Seconds by Bryan Lee O'Malley Review


Seconds is a successful restaurant, thanks in large part to Katie’s cooking and dedication – but she doesn’t own the place. So she’s been scrimping and saving to buy her own restaurant, move out of Seconds, and live happily ever after. Except there are delays in the renovation of the dump she bought with her business partner. Oh, and the house spirit of Seconds has issues with Katie. 
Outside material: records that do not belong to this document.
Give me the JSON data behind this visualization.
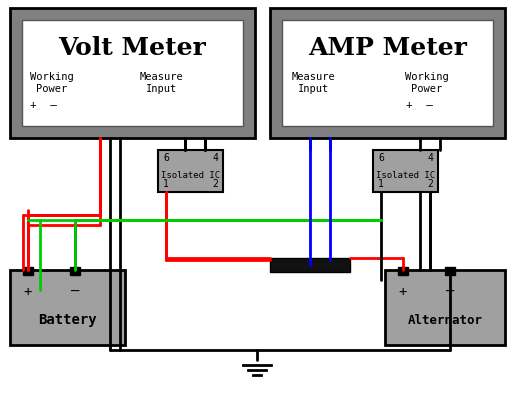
{
  "bg_color": "#ffffff",
  "border_color": "#000000",
  "meter_bg": "#808080",
  "meter_inner_bg": "#ffffff",
  "ic_bg": "#a0a0a0",
  "battery_bg": "#a0a0a0",
  "alt_bg": "#a0a0a0",
  "volt_meter_title": "Volt Meter",
  "amp_meter_title": "AMP Meter",
  "volt_left_label1": "Working",
  "volt_left_label2": "Power",
  "volt_left_pm": "+  –",
  "volt_right_label1": "Measure",
  "volt_right_label2": "Input",
  "amp_left_label1": "Measure",
  "amp_left_label2": "Input",
  "amp_right_label1": "Working",
  "amp_right_label2": "Power",
  "amp_right_pm": "+  –",
  "ic1_label": "Isolated IC",
  "ic2_label": "Isolated IC",
  "battery_label": "Battery",
  "alternator_label": "Alternator",
  "ground_symbol": true,
  "wire_red": "#ff0000",
  "wire_black": "#000000",
  "wire_green": "#00cc00",
  "wire_blue": "#0000ff",
  "fuse_color": "#111111"
}
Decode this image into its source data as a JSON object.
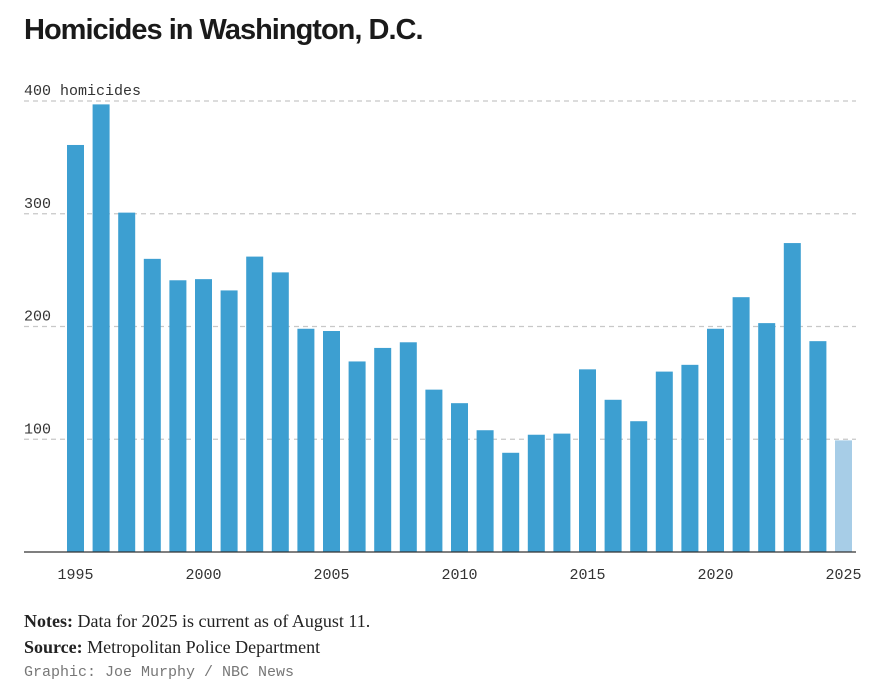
{
  "title": "Homicides in Washington, D.C.",
  "chart_data": {
    "type": "bar",
    "title": "Homicides in Washington, D.C.",
    "unit_label": "homicides",
    "ylim": [
      0,
      400
    ],
    "yticks": [
      100,
      200,
      300,
      400
    ],
    "xticks": [
      1995,
      2000,
      2005,
      2010,
      2015,
      2020,
      2025
    ],
    "grid": true,
    "categories": [
      1995,
      1996,
      1997,
      1998,
      1999,
      2000,
      2001,
      2002,
      2003,
      2004,
      2005,
      2006,
      2007,
      2008,
      2009,
      2010,
      2011,
      2012,
      2013,
      2014,
      2015,
      2016,
      2017,
      2018,
      2019,
      2020,
      2021,
      2022,
      2023,
      2024,
      2025
    ],
    "values": [
      361,
      397,
      301,
      260,
      241,
      242,
      232,
      262,
      248,
      198,
      196,
      169,
      181,
      186,
      144,
      132,
      108,
      88,
      104,
      105,
      162,
      135,
      116,
      160,
      166,
      198,
      226,
      203,
      274,
      187,
      99
    ],
    "colors": {
      "bar": "#3d9fd1",
      "partial_bar": "#a7cde7",
      "grid": "#c8c8c8",
      "axis": "#333333"
    },
    "partial_year": 2025
  },
  "notes": {
    "notes_label": "Notes:",
    "notes_text": "Data for 2025 is current as of August 11.",
    "source_label": "Source:",
    "source_text": "Metropolitan Police Department"
  },
  "credit": "Graphic: Joe Murphy / NBC News"
}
Katie dreams about a strange girl crouching atop her cabinet and, after a disastrous night in the kitchen, she looks inside to find a notebook and a mushroom. If she writes down a wish in the notebook, eats the mushroom, and goes to sleep, when she awakens the wish will have come true. So begins a brilliant “be careful what you wish for” type story. 

It’s been four years since the final Scott Pilgrim, though Seconds is more of a sequel to Bryan Lee O’Malley’s first book, Lost At Sea. Both feature protagonists searching for something they had all along. It’s also less fantastical than Scott Pilgrim, though, from the setup alone, you can tell O’Malley hasn’t left magical realism behind. 

While Katie is written as this master chef, O’Malley doesn’t dwell on that aspect too long and so the food element to the character doesn’t seem convincing. But what O’Malley does know is relationships and the heart of the book is Katie’s attempts to get her ex-boyfriend, Max, back. The snappy, smart ‘n’ sassy dialogue is one of O’Malley’s strengths and everyone here (all under 30 of course) sounds very real. Katie also interacts with the omniscient narrator which is an ingenious touch from the author and something I’ve never seen before in a comic. 

This is also O’Malley’s first book that’s been published in full colour (though the Scott Pilgrim books have been recently re-released in full colour hardbacks) and, if you’re unfamiliar with his style, the art is strongly anime-influenced. In fact, a lot of the art is done in the chibi-style. And though that might make the art seem overly cutesy and cartoony, you’ll be blown away with how affecting O’Malley can make his characters appear, especially as chibis! 

Seconds is a slightly more mature book than O’Malley’s previous publications, though it’s full of the author’s usual wit and humour. The kind of story it is, and its message of trying to fix things in the present to make things better in the future, rather than wishing to change the past, isn’t original; but O’Malley’s treatment of them in Seconds is. His writing and art is top notch throughout and Seconds is an absolute joy to read. I loved Seconds and recommend it to anyone who enjoys quality, fun comics!